Assumptions - Our understanding of the requested data

  1. Number of quickviews open: total number of events with action = ‘open-quickview’
  2. Number of search sessions using quickviews: total of events with action = ‘open-quickview’ with unique session id
  3. Number of clicks on images in quickview: total of events with action = ‘click-image’
  4. …same for snippers, sections, article sections, interwiki-commons & interwiki links…
  5. Click through position of quickviews: I’m not yet sure what exactly “click through” means, but available actions + result position ought to suffice
  6. Quickview open timestamp; Quickview close timestamp & dwell time - available via action=open-quickview|close-quickview + timestamp

Thanks for the summary of schema and assumption here, it covers everything. Just one thing I want to check is, do we have opt in/out options in preference for Quickview?

Questions

  1. click-image: the image is not currently clickable - In the current design this is not clickable. We either have to change the design or remove this from the implementation as it may not be possible.
  2. click-article-section: I don’t know what this one means exactly; does this refer to the “+ x more sections” links? Just to let you know, currently clicking the "+ more sections" just redirects you to the next available sections that were hidden from the list, it is not a different page/endpoint.

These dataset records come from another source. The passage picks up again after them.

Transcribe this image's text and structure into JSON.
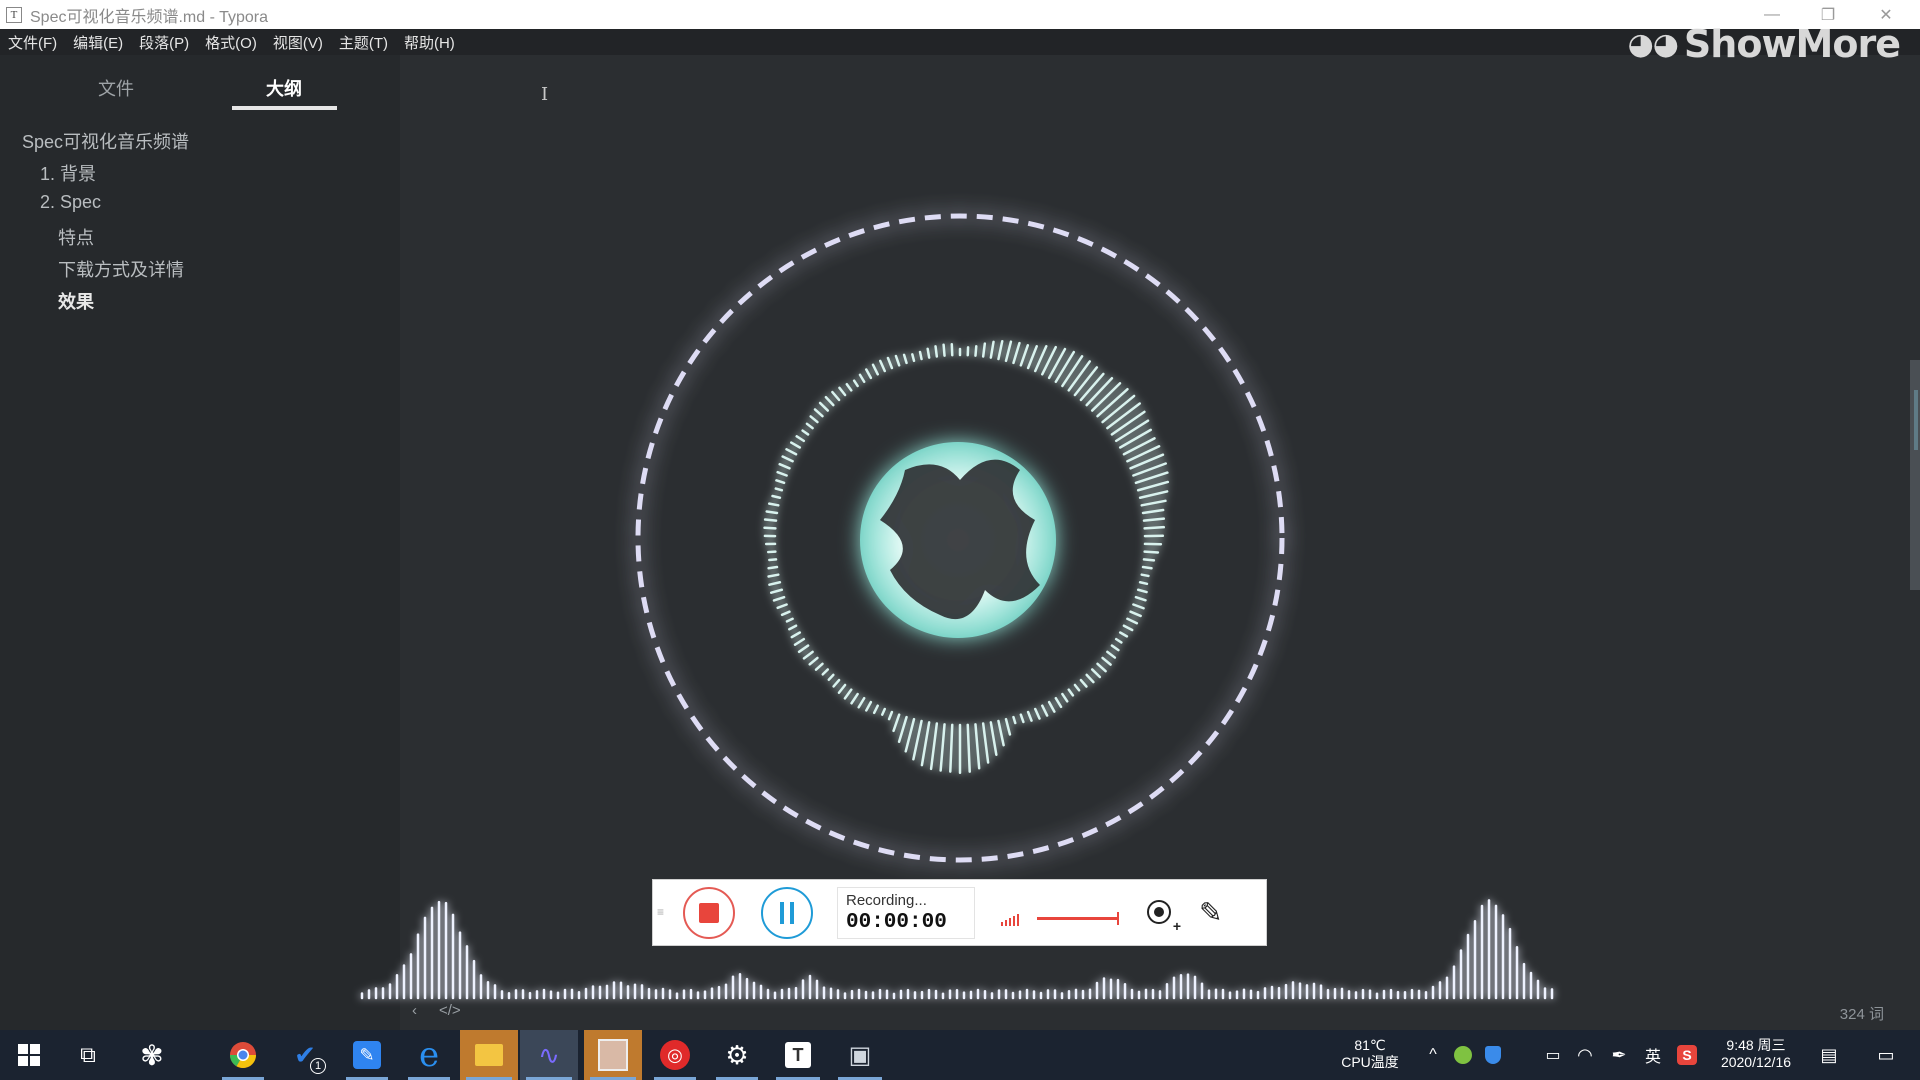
{
  "window": {
    "title": "Spec可视化音乐频谱.md - Typora",
    "app_icon": "T"
  },
  "window_controls": {
    "minimize": "—",
    "restore": "❐",
    "close": "✕"
  },
  "menu": [
    "文件(F)",
    "编辑(E)",
    "段落(P)",
    "格式(O)",
    "视图(V)",
    "主题(T)",
    "帮助(H)"
  ],
  "watermark": "ShowMore",
  "sidebar": {
    "tabs": [
      "文件",
      "大纲"
    ],
    "active_tab": "大纲",
    "outline": [
      {
        "label": "Spec可视化音乐频谱",
        "level": 1
      },
      {
        "label": "1. 背景",
        "level": 2
      },
      {
        "label": "2. Spec",
        "level": 2
      },
      {
        "label": "特点",
        "level": 3
      },
      {
        "label": "下载方式及详情",
        "level": 3
      },
      {
        "label": "效果",
        "level": 3,
        "current": true
      }
    ]
  },
  "editor": {
    "footer_left_icons": [
      "‹",
      "</>"
    ],
    "word_count": "324 词"
  },
  "recorder": {
    "status_label": "Recording...",
    "time": "00:00:00",
    "colors": {
      "stop": "#e8453c",
      "pause": "#1f9bd7"
    }
  },
  "taskbar": {
    "cpu_temp": "81℃",
    "cpu_label": "CPU温度",
    "ime": "英",
    "time": "9:48 周三",
    "date": "2020/12/16",
    "todo_badge": "1",
    "typora_letter": "T"
  }
}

Yes, this means any clicks in the "Section in the articles" section in Quickview, also including the click in "+ x more sections".

  1. timestamp: I don’t think we need to explicitly include the timestamp in the event payload; the common schema (which I assume we also include; e.g. this one) includes a “dt” field that I think is auto-populated based on the time the events are received. Is this assumption correct?

Yes, it's a "dt" field when events are are received.

  1. platform: “mobile vs desktop”: is a bit blurry with mediawiki; I assume we mean mw.config.get('skin') === 'minerva' ? 'mobile' : 'desktop' here, rather than actual device. Also I just wanted to clarify that mobile is not going to be available on the first delivery and its implementation may differ from the Desktop (so we may have different actions depending from platform, but this is TBC)

Yes, for mobile the skin = "minerva". We can keep the platform as only "desktop" first. I will check if there are any differences in events on mobile vs. desktop.

  1. BOT: is there a simple way to do this currently on the client-side? Also not bots will not interact with QuickView (and bot accounts that do are user-operated when they do); should probably check why this needs to be tracked, if at all.
  2. Session ID: Are you correct to assume that this is assumed to be the SearchSatisfaction schema ID, so that they can cross-reference? If so, this is not currently available and we will need to do some work to expose it in the client-side.
  3. Number of users: Is this all the users in which the extension is actually loaded in the client side (even if not used, but JS is loaded), or it is all the users in which the PHP extension was loaded, but it may have not been given to the client either because they have NO in the preference or because they are on mobile (as we currently do not serve it on mobile)

The session id is the event.searchsessionid in SearchSatisfaction schema. if we are able to connect events in Quickview with search session ids, we should be able to get information of user agent, ips and isBot from SearchSatisfaction.

  1. result position: one more where we need to inquire exactly the kind of data they want in order to know what to provide:
    • is this the on the page (so, with limit=20 and on page3, the 5th results would be 5), or
    • or the position in the dataset (so, with limit=20 and on page3, the 5th result would be 65)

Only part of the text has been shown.